2017-04-12 / Opinion

Holding Our Breath


Jonathan Crimmins Jonathan Crimmins If at first you don’t succeed, try, try again.

I really hope that the new aircraft venture coming to Brunswick Landing is a success and we see small boats with wings being tested all over the town. I really do hope.

Atol USA, Inc. has entered into an agreement with the Midcoast Regional Redevelopment Authority to bring the production of their new flying boat to Brunswick. The company has announced plans to bring at least 50 jobs to the area and another 50 once the actual manufacturing gets underway.

Nothing would be better than to hear the whir of propellers being spun up at the airport. Besides the occasional small aircraft there is not much activity above our heads any more. It is a shame.

Of course, our own redevelopment history with the aviation community has resembled a bad relationship, a relationship on the rocks. One moment we are on again, the next, we are off. Sometimes, we just stopped hearing from them all together.

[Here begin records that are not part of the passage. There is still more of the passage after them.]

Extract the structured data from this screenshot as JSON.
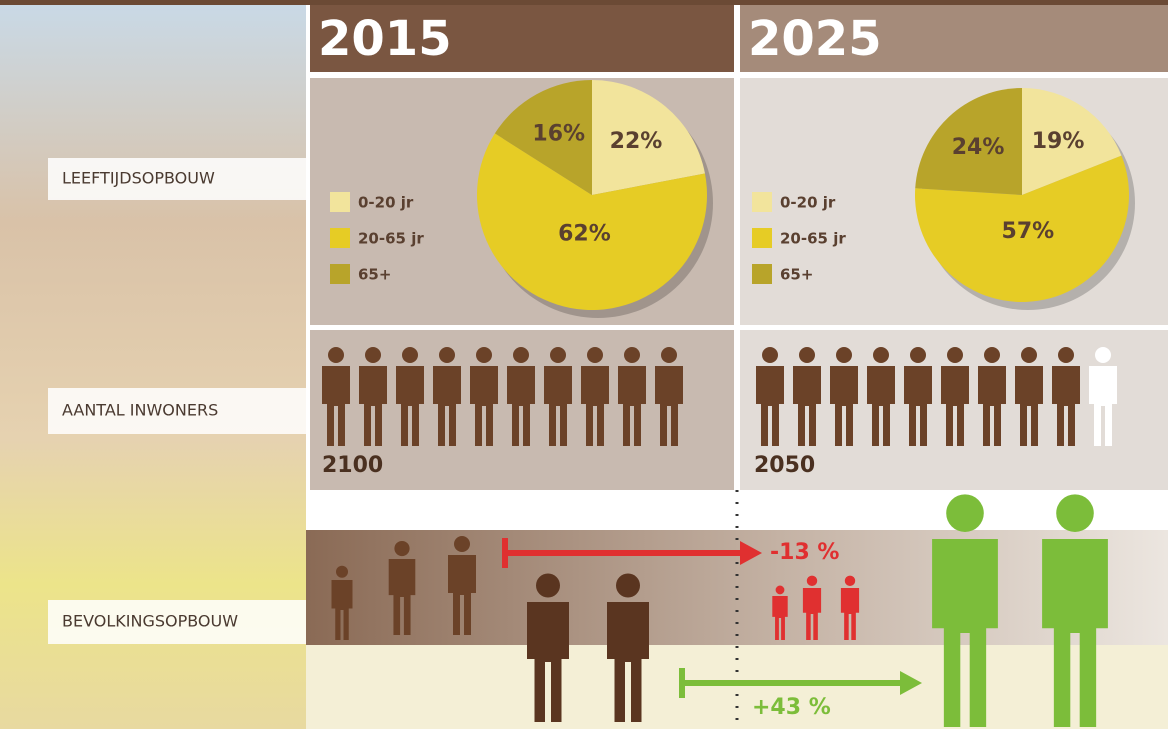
{
  "chart_data": [
    {
      "type": "pie",
      "title": "2015",
      "categories": [
        "0-20 jr",
        "20-65 jr",
        "65+"
      ],
      "values": [
        22,
        62,
        16
      ],
      "value_labels": [
        "22%",
        "62%",
        "16%"
      ],
      "colors": [
        "#f2e49c",
        "#e6cc25",
        "#b8a42a"
      ]
    },
    {
      "type": "pie",
      "title": "2025",
      "categories": [
        "0-20 jr",
        "20-65 jr",
        "65+"
      ],
      "values": [
        19,
        57,
        24
      ],
      "value_labels": [
        "19%",
        "57%",
        "24%"
      ],
      "colors": [
        "#f2e49c",
        "#e6cc25",
        "#b8a42a"
      ]
    }
  ],
  "rows": [
    "LEEFTIJDSOPBOUW",
    "AANTAL INWONERS",
    "BEVOLKINGSOPBOUW"
  ],
  "inhabitants": [
    2100,
    2050
  ],
  "changes": {
    "young": "-13 %",
    "old": "+43 %"
  }
}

With millions of dollars in incentives and tax breaks we went searching for a suitable mate. First there was Oxford Aviation. A saucy little company to be sure. Oxford promised the moon to Brunswick.

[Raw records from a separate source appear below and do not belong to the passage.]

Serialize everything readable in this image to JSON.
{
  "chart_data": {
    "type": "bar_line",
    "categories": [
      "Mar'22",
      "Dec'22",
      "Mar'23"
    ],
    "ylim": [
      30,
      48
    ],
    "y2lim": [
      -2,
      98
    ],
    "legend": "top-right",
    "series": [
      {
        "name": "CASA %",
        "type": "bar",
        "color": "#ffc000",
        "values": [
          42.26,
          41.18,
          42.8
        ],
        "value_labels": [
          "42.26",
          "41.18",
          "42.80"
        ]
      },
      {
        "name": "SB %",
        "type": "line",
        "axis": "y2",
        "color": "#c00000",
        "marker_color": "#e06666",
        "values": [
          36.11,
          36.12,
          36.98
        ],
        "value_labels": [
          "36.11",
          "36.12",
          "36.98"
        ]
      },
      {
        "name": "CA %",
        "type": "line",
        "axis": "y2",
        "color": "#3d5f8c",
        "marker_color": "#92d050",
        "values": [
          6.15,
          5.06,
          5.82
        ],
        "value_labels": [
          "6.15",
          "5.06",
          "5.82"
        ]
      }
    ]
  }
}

Oxford Aviation already had a base of operations in Maine but claimed they would bring hundreds of jobs to Brunswick. The move was supported widely as the job creator that would help weather the storm of the Navy leaving town. Gov. John Baldacci and the rest of the Augusta cotillion came to Brunswick and talked proudly of the arrival of Oxford.

However, Oxford never lived up to their own hype. Few if any jobs were ever created by Oxford Aviation in Brunswick. Certainly, the number of planes that were supposed to be overhauled never came to fruition. The company subsequently filed for bankruptcy and would not respond to lawsuits filed by some aggrieved parties.

After licking the wounds that Oxford left, Kestrel Aviation came calling to the area. The company seized upon the goodwill and the desire of Brunswick Landing to fill the void left in the aviation market here. Again, the promises of hundreds of jobs and the prospect of new aircraft rising from Brunswick Landing was appealing.

Like Oxford, Kestrel immediately looked like a bad deal. Over the years, Kestrel kept a presence at the Landing but, there were problems a plenty. Kestrel, at one time, was not paying rent for the space that was leased. At another point, Kestrel was negotiating with Brunswick and the State of Maine for better incentives and tax considerations, while simultaneously working with officials in Wisconsin to gain a better deal in the cheese state.

Ultimately, Kestrel moved the bulk of their operations to Dairyland USA. In its wake was left a handful of employees, a pittance of rent payments and a big tiff over a TIF. Kestrel has not been the company that we were promised.

Then came Tempus Jets. Tempus came to Brunswick Landing with a seemingly more realistic plan to overhaul airplanes. For some time, the prospects looked good for this South Carolina outfit. However, as we entered the middle of the decade the economy and business climate took a downturn and now, the future is cloudy.

It has been reported that like, Kestrel, Tempus fell behind in rent payments at Brunswick Landing and now operates on a month to month lease. Tempus Jets is also facing a multi-million dollar lawsuit and has lost half of the company’s workforce over the last year.

Only time will tell if Tempus is to succeed at Brunswick Landing.

All of this points to an interesting situation for Atol USA. I hope for our sake and the sake of the employees at Atol USA that there is a market for a recreational aircraft like the amphibious plane they want to build. It would be great for the economy of the greater Brunswick area and beyond.

While we wait to see what the future holds for this little plane we must heed the warnings of the companies that came first. Long after the glitz and glamour goes away with the press conferences, long after the ink is dry on the lease agreements, there exists a cold truth that unless the product sells no manner of incentives or benefits will dig you out of a hole.

Let’s hope that Atol USA does not fly off into the sunset of the future leaving all of us with a runway of unfulfilled dreams.